Suddenly I realize that I’m not moving anymore. But where am I? I look around. Behind me I can see the stream of blood that started out as an inviting pool of refreshing water. I can see the blue sky above me dotted with soft white clouds. I can even see a rainbow. But why

can’t we move anymore? After a little shoving and poking my way through those around me, I see a piece of wood. It’s not just another log that has fallen in the stream that we have to find a way around. This piece of wood stands straight up. As I look up it’s length I begin to understand. The whole journey makes sense now.

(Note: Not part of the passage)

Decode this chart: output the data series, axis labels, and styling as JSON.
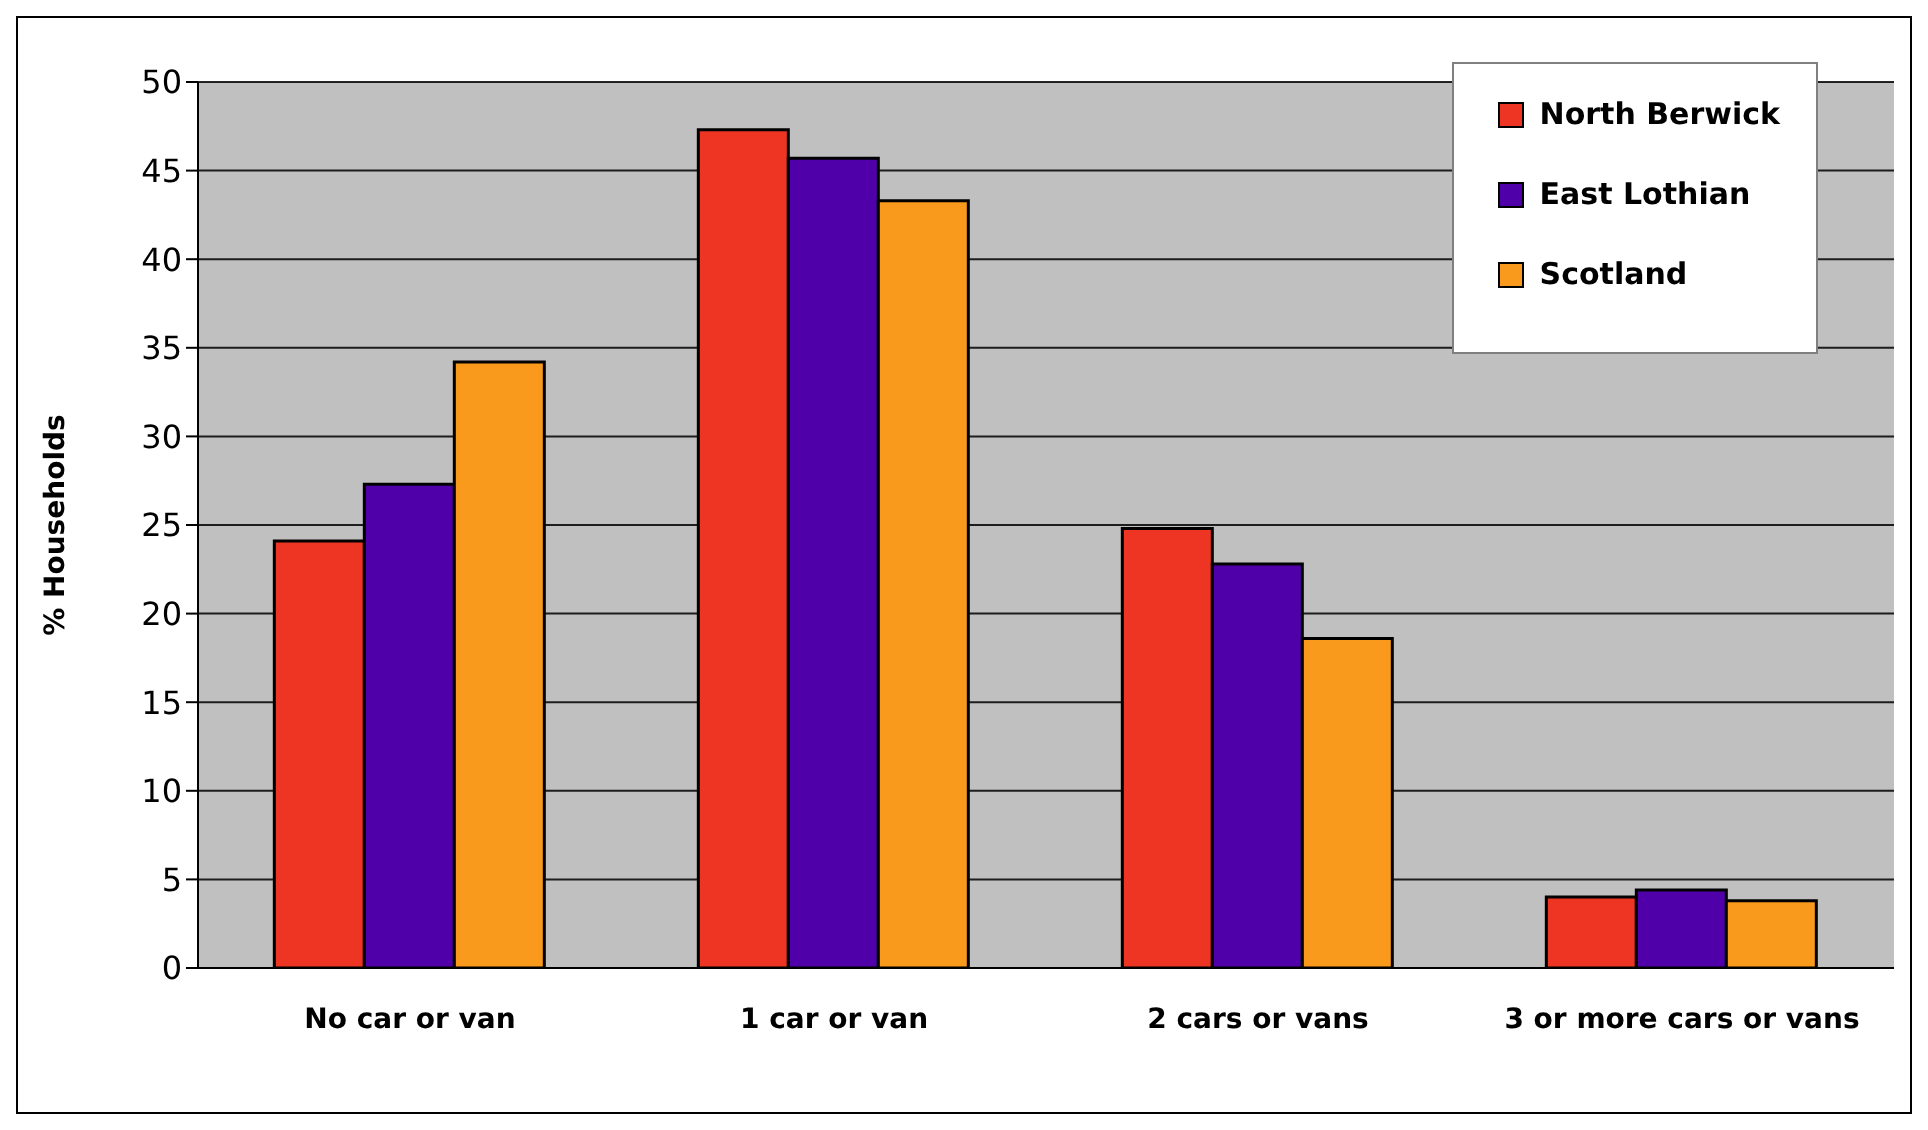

That pool that drew me from everything I had ever known was the Holy Spirit. The rocks I came up against were events in my life that tried to keep me from following the will of the Spirit. The sand represented the things in my life that I let weigh me down. The water that turned into blood, well that was the blood shed by Christ when he died for me – for us all. And the piece of wood we had finally come to rest against, that was the cross on which He died. Yes, I was right where I belonged. I was among friends and family, moved by the Holy Spirit, washed by the blood of Christ, kneeling at the foot of the cross where the Son of God died for us – and there I would stay, forever worshipping the one who loves us all. This was my true home!!!